J’ai sorti une carte de visite et la lui ai tendue. « Tiens. Ceci est un bon avocat. Et si tu as besoin de travail—viens me voir. Je te forme et je t’embauche. Un bébé n’est pas un problème ; la moitié de mon équipe a des enfants. »
Elle a pris la carte d’une main tremblante. « Pourquoi ? Je veux dire… Je… à l’époque, je— »
« Parce que je sais ce que c’est d’être laissée seule avec un enfant », dis-je. « Et parce que ce n’est pas vraiment ta faute. Il est comme ça.
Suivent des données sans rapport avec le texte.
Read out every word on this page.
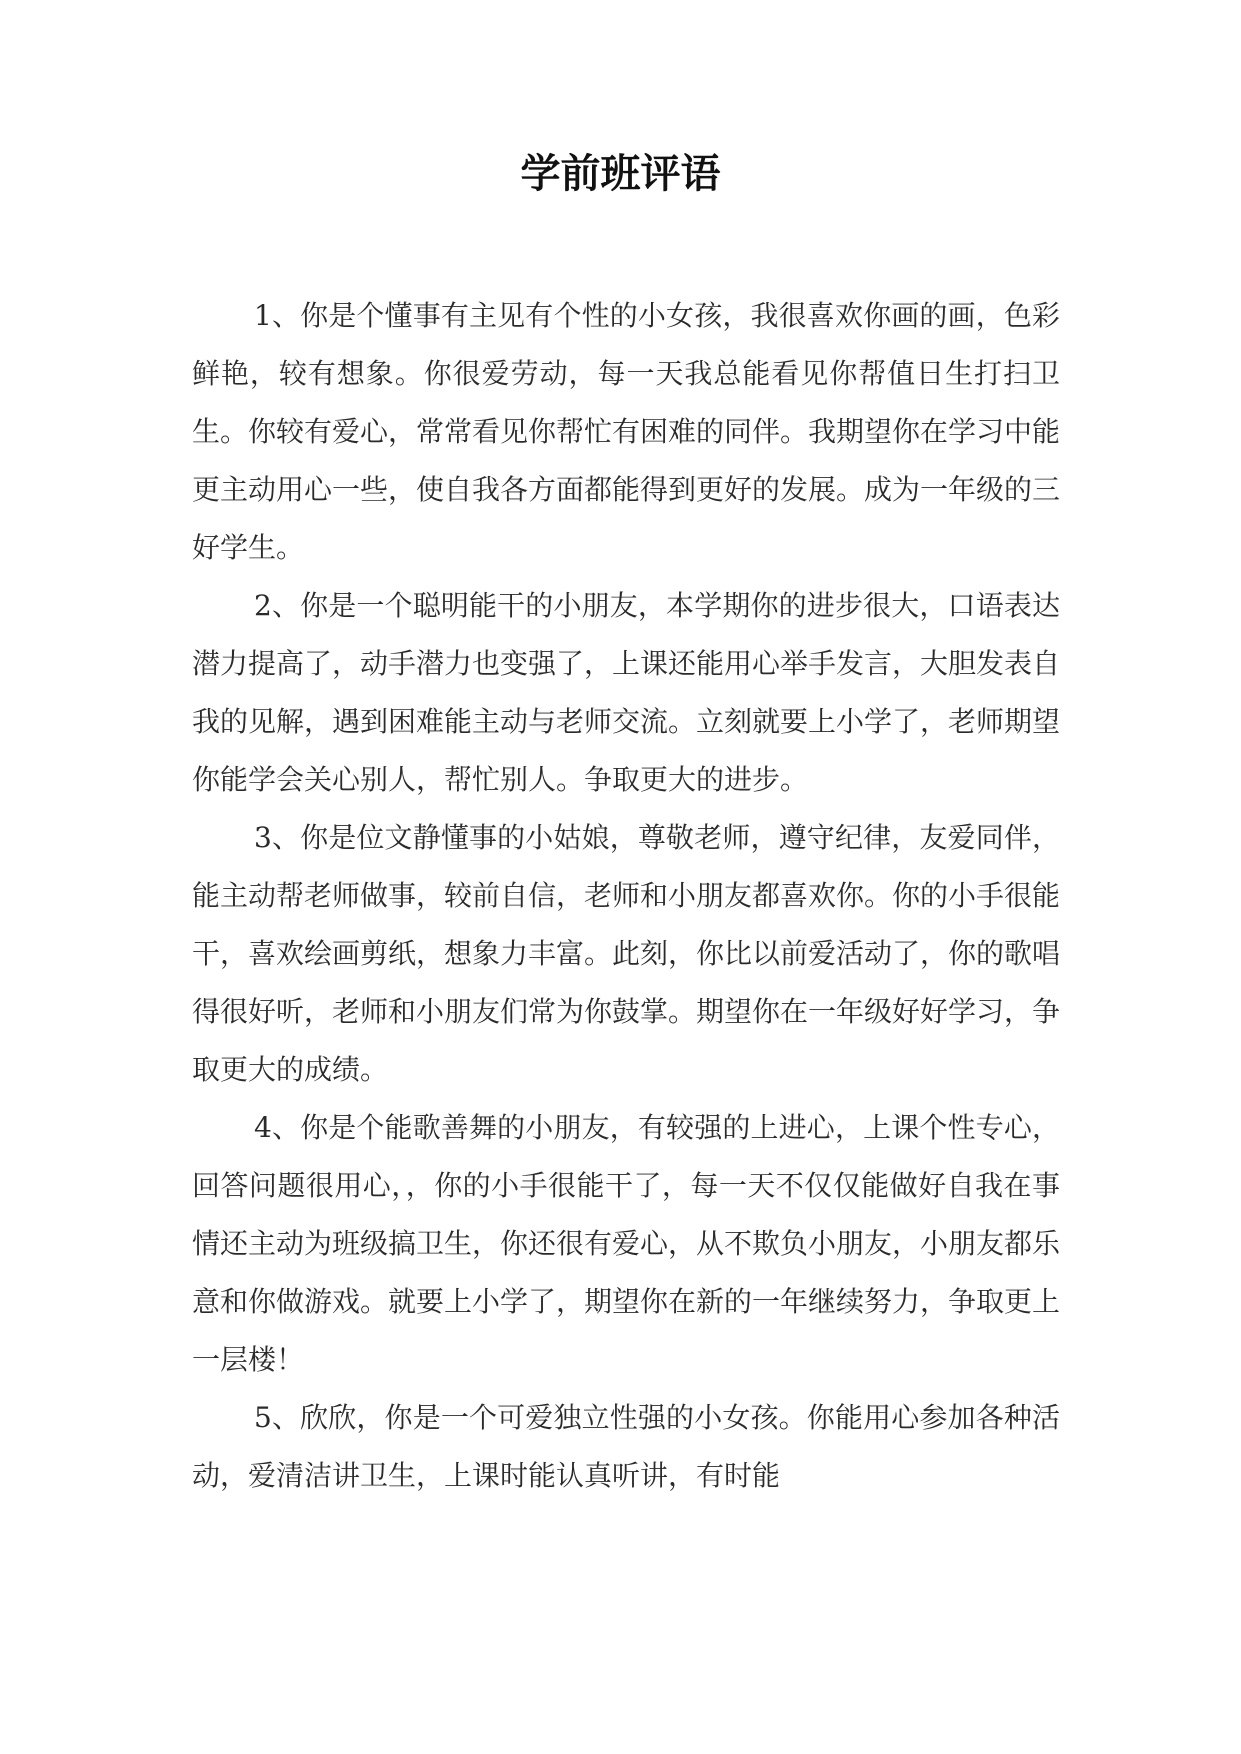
学前班评语

1、你是个懂事有主见有个性的小女孩，我很喜欢你画的画，色彩鲜艳，较有想象。你很爱劳动，每一天我总能看见你帮值日生打扫卫生。你较有爱心，常常看见你帮忙有困难的同伴。我期望你在学习中能更主动用心一些，使自我各方面都能得到更好的发展。成为一年级的三好学生。

2、你是一个聪明能干的小朋友，本学期你的进步很大，口语表达潜力提高了，动手潜力也变强了，上课还能用心举手发言，大胆发表自我的见解，遇到困难能主动与老师交流。立刻就要上小学了，老师期望你能学会关心别人，帮忙别人。争取更大的进步。

3、你是位文静懂事的小姑娘，尊敬老师，遵守纪律，友爱同伴，能主动帮老师做事，较前自信，老师和小朋友都喜欢你。你的小手很能干，喜欢绘画剪纸，想象力丰富。此刻，你比以前爱活动了，你的歌唱得很好听，老师和小朋友们常为你鼓掌。期望你在一年级好好学习，争取更大的成绩。

4、你是个能歌善舞的小朋友，有较强的上进心，上课个性专心，回答问题很用心，，你的小手很能干了，每一天不仅仅能做好自我在事情还主动为班级搞卫生，你还很有爱心，从不欺负小朋友，小朋友都乐意和你做游戏。就要上小学了，期望你在新的一年继续努力，争取更上一层楼！

5、欣欣，你是一个可爱独立性强的小女孩。你能用心参加各种活动，爱清洁讲卫生，上课时能认真听讲，有时能
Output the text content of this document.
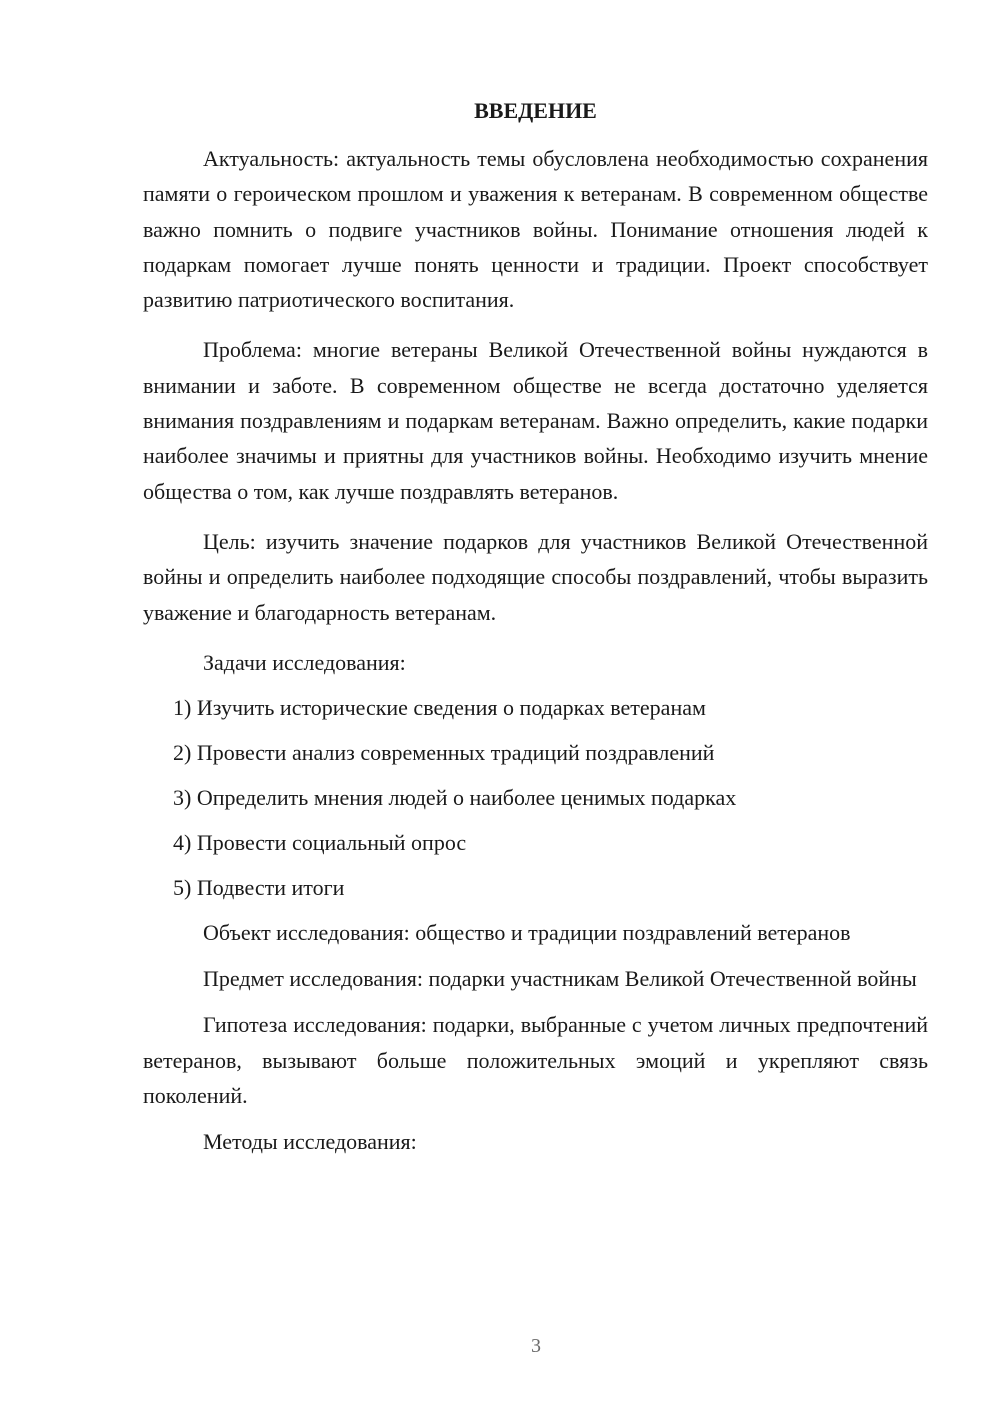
ВВЕДЕНИЕ

Актуальность: актуальность темы обусловлена необходимостью сохранения памяти о героическом прошлом и уважения к ветеранам. В современном обществе важно помнить о подвиге участников войны. Понимание отношения людей к подаркам помогает лучше понять ценности и традиции. Проект способствует развитию патриотического воспитания.

Проблема: многие ветераны Великой Отечественной войны нуждаются в внимании и заботе. В современном обществе не всегда достаточно уделяется внимания поздравлениям и подаркам ветеранам. Важно определить, какие подарки наиболее значимы и приятны для участников войны. Необходимо изучить мнение общества о том, как лучше поздравлять ветеранов.

Цель: изучить значение подарков для участников Великой Отечественной войны и определить наиболее подходящие способы поздравлений, чтобы выразить уважение и благодарность ветеранам.

Задачи исследования:

1) Изучить исторические сведения о подарках ветеранам
2) Провести анализ современных традиций поздравлений
3) Определить мнения людей о наиболее ценимых подарках
4) Провести социальный опрос
5) Подвести итоги

Объект исследования: общество и традиции поздравлений ветеранов

Предмет исследования: подарки участникам Великой Отечественной войны

Гипотеза исследования: подарки, выбранные с учетом личных предпочтений ветеранов, вызывают больше положительных эмоций и укрепляют связь поколений.

Методы исследования:

3
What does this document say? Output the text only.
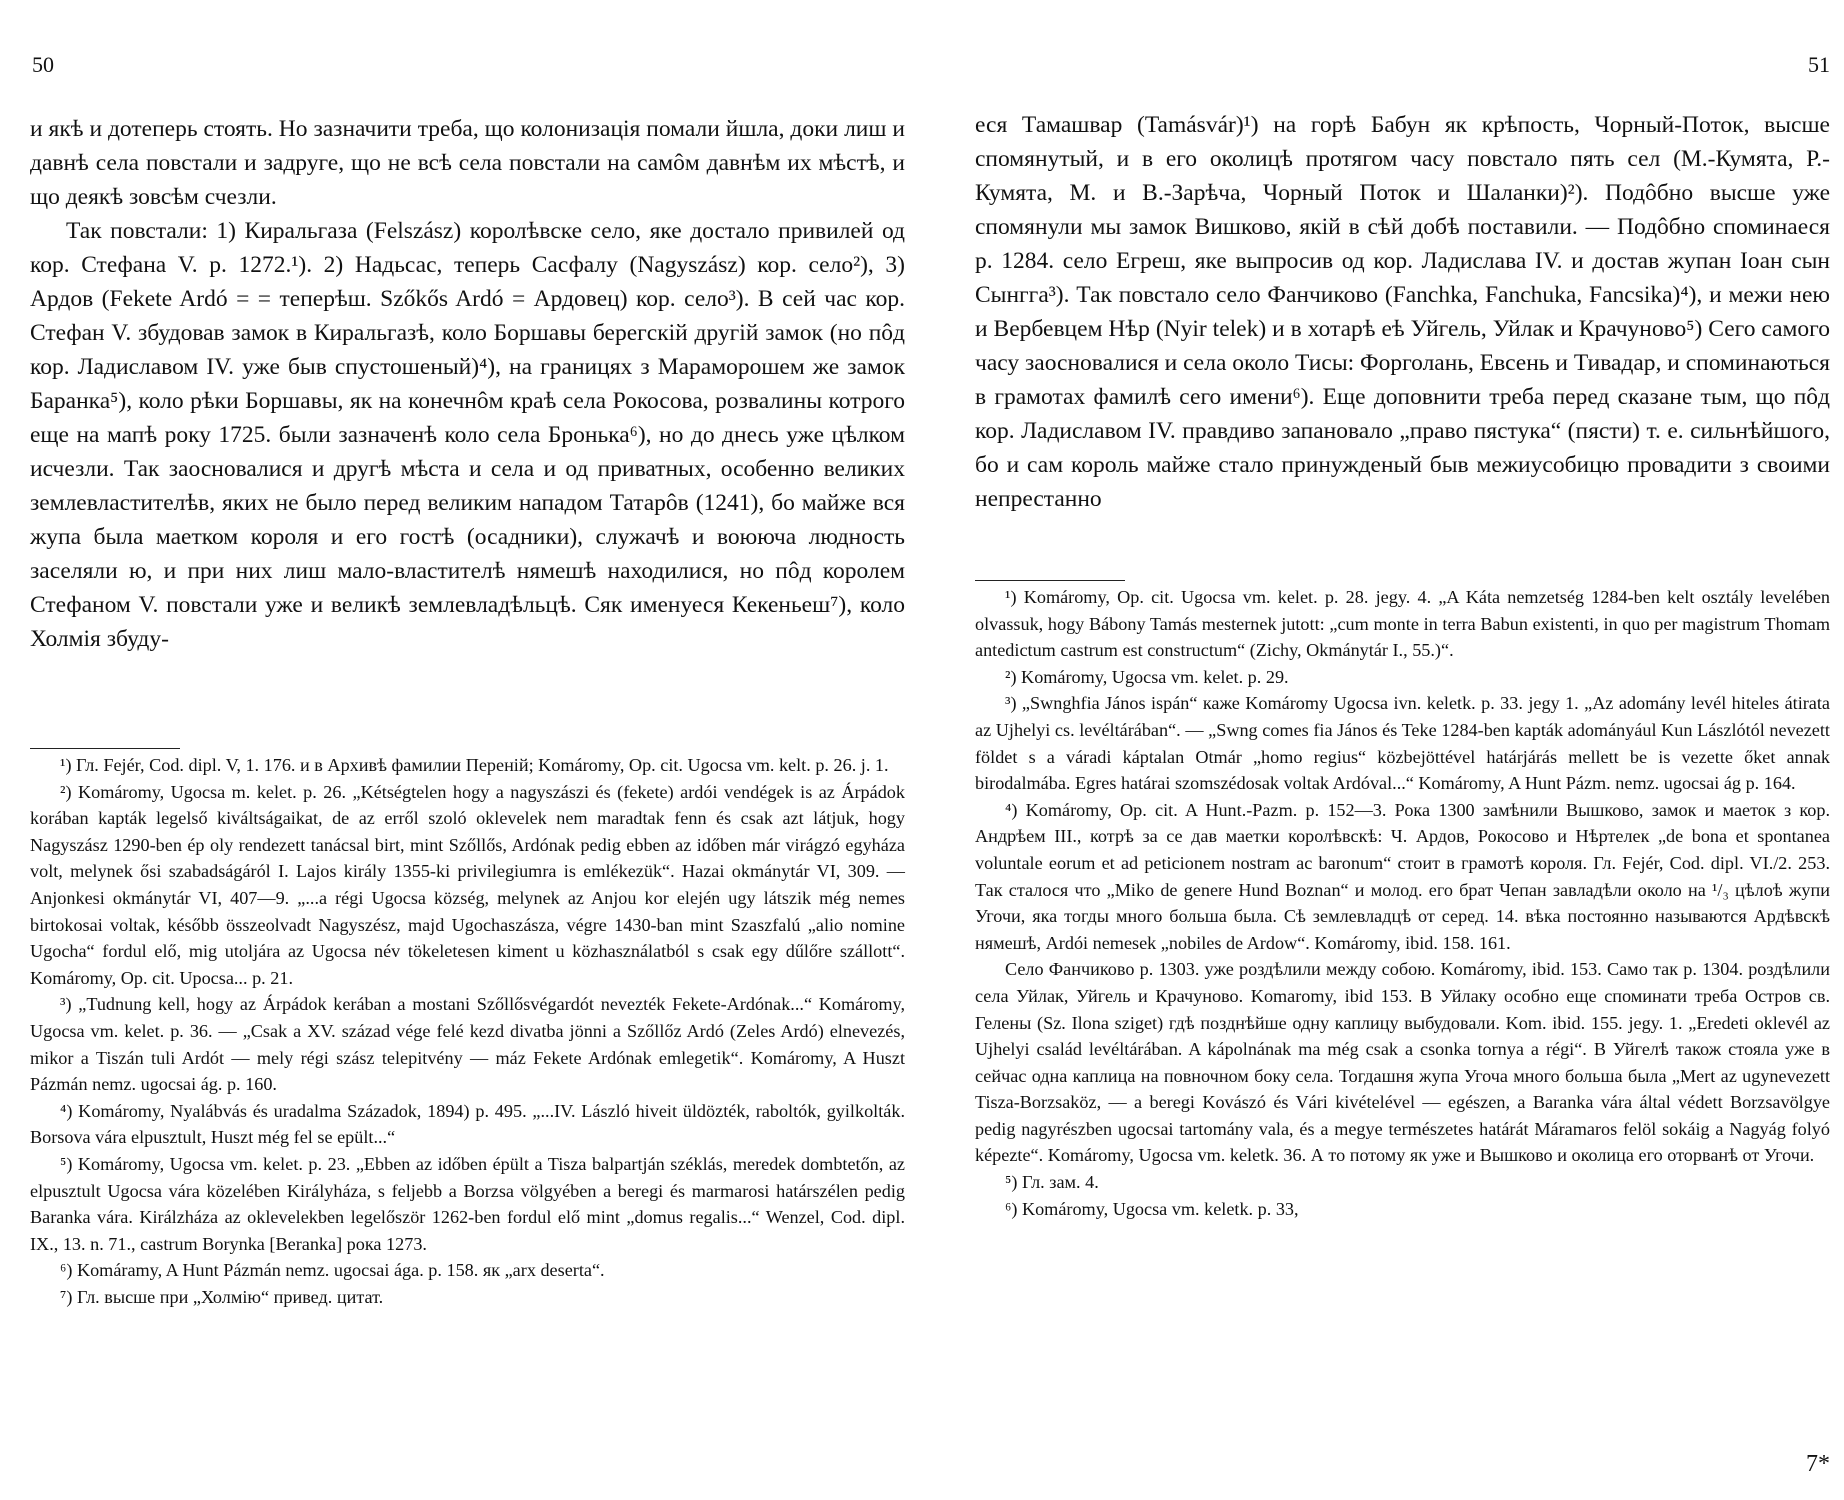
50

и якѣ и дотеперь стоять. Но зазначити треба, що колонизація помали йшла, доки лиш и давнѣ села повстали и задруге, що не всѣ села повстали на самôм давнѣм их мѣстѣ, и що деякѣ зовсѣм счезли.

Так повстали: 1) Киральгаза (Felszász) королѣвске село, яке достало привилей од кор. Стефана V. р. 1272.¹). 2) Надьсас, теперь Сасфалу (Nagyszász) кор. село²), 3) Ардов (Fekete Ardó = = теперѣш. Szőkős Ardó = Ардовец) кор. село³). В сей час кор. Стефан V. збудовав замок в Киральгазѣ, коло Боршавы берегскій другій замок (но пôд кор. Ладиславом IV. уже быв спустошеный)⁴), на границях з Мараморошем же замок Баранка⁵), коло рѣки Боршавы, як на конечнôм краѣ села Рокосова, розвалины котрого еще на мапѣ року 1725. были зазначенѣ коло села Бронька⁶), но до днесь уже цѣлком исчезли. Так заосновалися и другѣ мѣста и села и од приватных, особенно великих землевластителѣв, яких не было перед великим нападом Татарôв (1241), бо майже вся жупа была маетком короля и его гостѣ (осадники), служачѣ и воююча людность заселяли ю, и при них лиш мало-властителѣ нямешѣ находилися, но пôд королем Стефаном V. повстали уже и великѣ землевладѣльцѣ. Сяк именуеся Кекеньеш⁷), коло Холмія збуду-

¹) Гл. Fejér, Cod. dipl. V, 1. 176. и в Архивѣ фамилии Переній; Komáromy, Op. cit. Ugocsa vm. kelt. p. 26. j. 1.

²) Komáromy, Ugocsa m. kelet. p. 26. „Kétségtelen hogy a nagyszászi és (fekete) ardói vendégek is az Árpádok korában kapták legelső kiváltságaikat, de az erről szoló oklevelek nem maradtak fenn és csak azt látjuk, hogy Nagyszász 1290-ben ép oly rendezett tanácsal birt, mint Szőllős, Ardónak pedig ebben az időben már virágzó egyháza volt, melynek ősi szabadságáról I. Lajos király 1355-ki privilegiumra is emlékezük“. Hazai okmánytár VI, 309. — Anjonkesi okmánytár VI, 407—9. „...a régi Ugocsa község, melynek az Anjou kor elején ugy látszik még nemes birtokosai voltak, később összeolvadt Nagyszész, majd Ugochaszásza, végre 1430-ban mint Szaszfalú „alio nomine Ugocha“ fordul elő, mig utoljára az Ugocsa név tökeletesen kiment u közhasználatból s csak egy dűlőre szállott“. Komáromy, Op. cit. Upocsa... p. 21.

³) „Tudnung kell, hogy az Árpádok kerában a mostani Szőllősvégardót nevezték Fekete-Ardónak...“ Komáromy, Ugocsa vm. kelet. p. 36. — „Csak a XV. század vége felé kezd divatba jönni a Szőllőz Ardó (Zeles Ardó) elnevezés, mikor a Tiszán tuli Ardót — mely régi szász telepitvény — máz Fekete Ardónak emlegetik“. Komáromy, A Huszt Pázmán nemz. ugocsai ág. p. 160.

⁴) Komáromy, Nyalábvás és uradalma Századok, 1894) p. 495. „...IV. László hiveit üldözték, raboltók, gyilkolták. Borsova vára elpusztult, Huszt még fel se epült...“

⁵) Komáromy, Ugocsa vm. kelet. p. 23. „Ebben az időben épült a Tisza balpartján széklás, meredek dombtetőn, az elpusztult Ugocsa vára közelében Királyháza, s feljebb a Borzsa völgyében a beregi és marmarosi határszélen pedig Baranka vára. Királzháza az oklevelekben legelőször 1262-ben fordul elő mint „domus regalis...“ Wenzel, Cod. dipl. IX., 13. n. 71., castrum Borynka [Beranka] рока 1273.

⁶) Komárаmy, A Hunt Pázmán nemz. ugocsai ága. p. 158. як „arx deserta“.

⁷) Гл. высше при „Холмію“ привед. цитат.

51

еся Тамашвар (Tamásvár)¹) на горѣ Бабун як крѣпость, Чорный-Поток, высше спомянутый, и в его околицѣ протягом часу повстало пять сел (М.-Кумята, Р.-Кумята, М. и В.-Зарѣча, Чорный Поток и Шаланки)²). Подôбно высше уже спомянули мы замок Вишково, якій в сѣй добѣ поставили. — Подôбно споминаеся р. 1284. село Егреш, яке выпросив од кор. Ладислава IV. и достав жупан Іоан сын Сынгга³). Так повстало село Фанчиково (Fanchka, Fanchuka, Fancsika)⁴), и межи нею и Вербевцем Нѣр (Nyir telek) и в хотарѣ еѣ Уйгель, Уйлак и Крачуново⁵) Сего самого часу заосновалися и села около Тисы: Форголань, Евсень и Тивадар, и споминаються в грамотах фамилѣ сего имени⁶). Еще доповнити треба перед сказане тым, що пôд кор. Ладиславом IV. правдиво запановало „право пястука“ (пясти) т. е. сильнѣйшого, бо и сам король майже стало принужденый быв межиусобицю провадити з своими непрестанно

¹) Komáromy, Op. cit. Ugocsa vm. kelet. p. 28. jegy. 4. „A Káta nemzetség 1284-ben kelt osztály levelében olvassuk, hogy Bábony Tamás mesternek jutott: „cum monte in terra Babun existenti, in quo per magistrum Thomam antedictum castrum est constructum“ (Zichy, Okmánytár I., 55.)“.

²) Komáromy, Ugocsa vm. kelet. p. 29.

³) „Swnghfia János ispán“ каже Komáromy Ugocsa ivn. keletk. p. 33. jegy 1. „Az adomány levél hiteles átirata az Ujhelyi cs. levéltárában“. — „Swng comes fia János és Teke 1284-ben kapták adományául Kun Lászlótól nevezett földet s a váradi káptalan Otmár „homo regius“ közbejöttével határjárás mellett be is vezette őket annak birodalmába. Egres határai szomszédosak voltak Ardóval...“ Komáromy, A Hunt Pázm. nemz. ugocsai ág p. 164.

⁴) Komáromy, Op. cit. A Hunt.-Pazm. p. 152—3. Рока 1300 замѣнили Вышково, замок и маеток з кор. Андрѣем III., котрѣ за се дав маетки королѣвскѣ: Ч. Ардов, Рокосово и Нѣртелек „de bona et spontanea voluntale eorum et ad peticionem nostram ac baronum“ стоит в грамотѣ короля. Гл. Fejér, Cod. dipl. VI./2. 253. Так сталося что „Miko de genere Hund Boznan“ и молод. его брат Чепан завладѣли около на ¹/₃ цѣлоѣ жупи Угочи, яка тогды много больша была. Сѣ землевладцѣ от серед. 14. вѣка постоянно называются Ардѣвскѣ нямешѣ, Ardói nemesek „nobiles de Ardow“. Komáromy, ibid. 158. 161.

Село Фанчиково р. 1303. уже роздѣлили между собою. Komáromy, ibid. 153. Само так р. 1304. роздѣлили села Уйлак, Уйгель и Крачуново. Komaromy, ibid 153. В Уйлаку особно еще споминати треба Остров св. Гелены (Sz. Ilona sziget) гдѣ позднѣйше одну каплицу выбудовали. Kom. ibid. 155. jegy. 1. „Eredeti oklevél az Ujhelyi család levéltárában. A kápolnának ma még csak a csonka tornya a régi“. В Уйгелѣ також стояла уже в сейчас одна каплица на повночном боку села. Тогдашня жупа Угоча много больша была „Mert az ugynevezett Tisza-Borzsaköz, — a beregi Kovászó és Vári kivételével — egészen, a Baranka vára által védett Borzsavölgye pedig nagyrészben ugocsai tartomány vala, és a megye természetes határát Máramaros felöl sokáig a Nagyág folyó képezte“. Komáromy, Ugocsa vm. keletk. 36. А то потому як уже и Вышково и околица его оторванѣ от Угочи.

⁵) Гл. зам. 4.

⁶) Komáromy, Ugocsa vm. keletk. p. 33,

7*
J’ai eu la chance de m’en rendre compte à temps. »
Ce soir-là, Pavel est arrivé avec un gâteau. « Ma fille a réussi son concours d’entrée à l’université », dit-il. « Merci, Marina Sergueïevna. »
« Tu peux simplement m’appeler Marina », ai-je souri.
« Vraiment ? »
Alyosha a déboulé dans la cuisine. « Oncle Pacha ! On va à la pêche demain ? »
« Bien sûr, petit cosaque. Tu as trouvé des vers de terre ? »
« Tout un pot ! »
Maman a mis la bouilloire à chauffer et a découpé le gâteau. Un soir ordinaire pour une famille ordinaire—pas parfaite, pas de conte de fées. Mais réelle.
Et Viktor habite toujours dans notre ancien appartement. Seul. Alyona est retournée chez ses parents. Parfois je le vois à l’entrée, attendant que je vienne chercher Alyosha. Mais mon fils sort tout seul, monte dans la voiture et nous partons—pour notre nouvelle vie, celle que j’ai construite moi-même. Sans lui.